Os senhores alimentam os seus escravos e
apropriam-se do produto restante do trabalho
destes.
A exploração do trabalho escravo
tornou possível a produção de grandes
excedentes e uma enorme acumulação de
riquezas, estando, assim, na base do
desenvolvimento económico e cultural que a
humanidade então conheceu: construíram-se
diques e canais de irrigação, exploraram-se
minas, abriram-se estradas, construíram-se
pontes e fortificações, desenvolveram-se as
artes e as letras. Nas civilizações
esclavagistas, não era pela via do
aperfeiçoamento dos métodos de produção que
os senhores de escravos procuravam aumentar
a sua riqueza; e os escravos, sem qualquer
interesse nos resultados do seu trabalho,
não se empenhavam na descoberta de técnicas
mais produtivas. O aumento de riqueza
realizava-se mediante a conquista de novos
territórios, capazes de fornecer escravos em
maior número e mais impostos ao fisco.
Contudo arruinavam os pequenos proprietários
livres que, mobilizados pelo serviço militar
obrigatório, eram obrigados a abandonar as
suas terras, das quais acabavam por ser
expulsos por dívidas, indo elas engrossar as
grandes propriedades cultivadas por mão-de-obra
escrava. Criando-se, assim, enormes massas
empobrecidas e sem meios de ganhar a vida,
que os senhores de Roma iam entretendo
distribuindo pão e circo.
As novas conquistas e os novos
escravos que elas propiciavam começaram a
ser insuficientes para manter de pé o pesado
corpo da administração romana. os conflitos
no seio das classes de homens livres começam
a abalar as estruturas da sociedade romana,
com as lutas entre os patrícios e a plebe,
entre latifundiários e comerciantes, entre
colectores de impostos e agricultores
arruinados, aliados aos proletarii das
cidades. Ao mesmo tempo começa a manifestar-se
o movimento de revolta dos escravos contra
os seus senhores e contra o sistema
esclavagista, movimento que atingiu o ponto
mais alto com a revolta de Espártaco (73-71
a.C.). Desde o século II a necessidade de
ter receitas leva Roma a organizar grandes
explorações de terra e a encorajar a
concentração das propriedades agrícolas,
desenvolvendo o tipo de exploração
esclavagista.
Generaliza-se o pagamento em espécie
aos funcionários com Diocleciano, utilizando
o Estado directamente os produtos da terra,
sem os deixar passar pelo mercado, cuja
importância diminui, justificando a
tendência dos grandes proprietários para se
constituírem em economias fechadas, de
dimensões cada vez maiores, colocando-se os
pequenos proprietários sob a asa dos grandes.

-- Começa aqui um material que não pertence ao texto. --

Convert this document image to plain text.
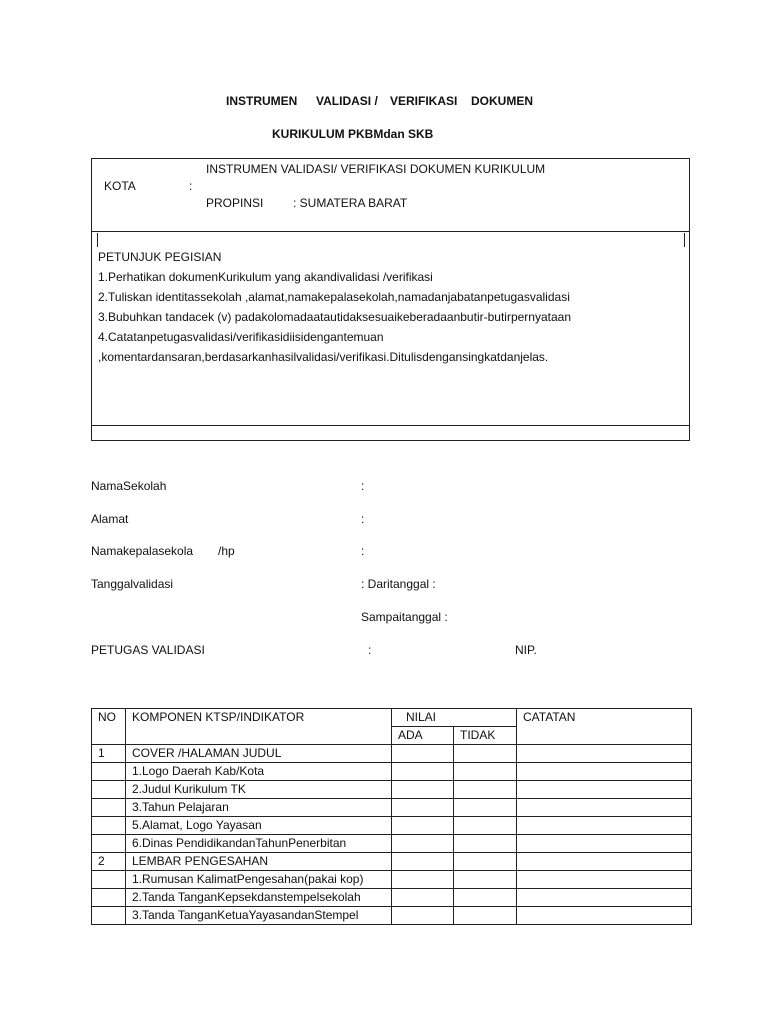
INSTRUMEN VALIDASI / VERIFIKASI DOKUMEN
KURIKULUM PKBMdan SKB
INSTRUMEN VALIDASI/ VERIFIKASI DOKUMEN KURIKULUM
KOTA	:
PROPINSI : SUMATERA BARAT
PETUNJUK PEGISIAN
1.Perhatikan dokumenKurikulum yang akandivalidasi /verifikasi
2.Tuliskan identitassekolah ,alamat,namakepalasekolah,namadanjabatanpetugasvalidasi
3.Bubuhkan tandacek (v) padakolomadaatautidaksesuaikeberadaanbutir-butirpernyataan
4.Catatanpetugasvalidasi/verifikasidiisidengantemuan
,komentardansaran,berdasarkanhasilvalidasi/verifikasi.Ditulisdengansingkatdanjelas.
NamaSekolah	:
Alamat	:
Namakepalasekola /hp	:
Tanggalvalidasi	: Daritanggal :
Sampaitanggal :
PETUGAS VALIDASI	:	NIP.
NO	KOMPONEN KTSP/INDIKATOR	NILAI		CATATAN
		ADA	TIDAK	
1	COVER /HALAMAN JUDUL			
	1.Logo Daerah Kab/Kota			
	2.Judul Kurikulum TK			
	3.Tahun Pelajaran			
	5.Alamat, Logo Yayasan			
	6.Dinas PendidikandanTahunPenerbitan			
2	LEMBAR PENGESAHAN			
	1.Rumusan KalimatPengesahan(pakai kop)			
	2.Tanda TanganKepsekdanstempelsekolah			
	3.Tanda TanganKetuaYayasandanStempel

Em troca da fidelidade e da entrega dos seus
bens, os camponeses mais pobres passavam a
fazer parte da família dos grandes donos que
se obrigavam a protegê-los e a sustentá-los.
deste modo, de camponeses livres
transformavam-se em servos, começando a
delinear-se assim os domínios senhoriais
característicos da Idade Média.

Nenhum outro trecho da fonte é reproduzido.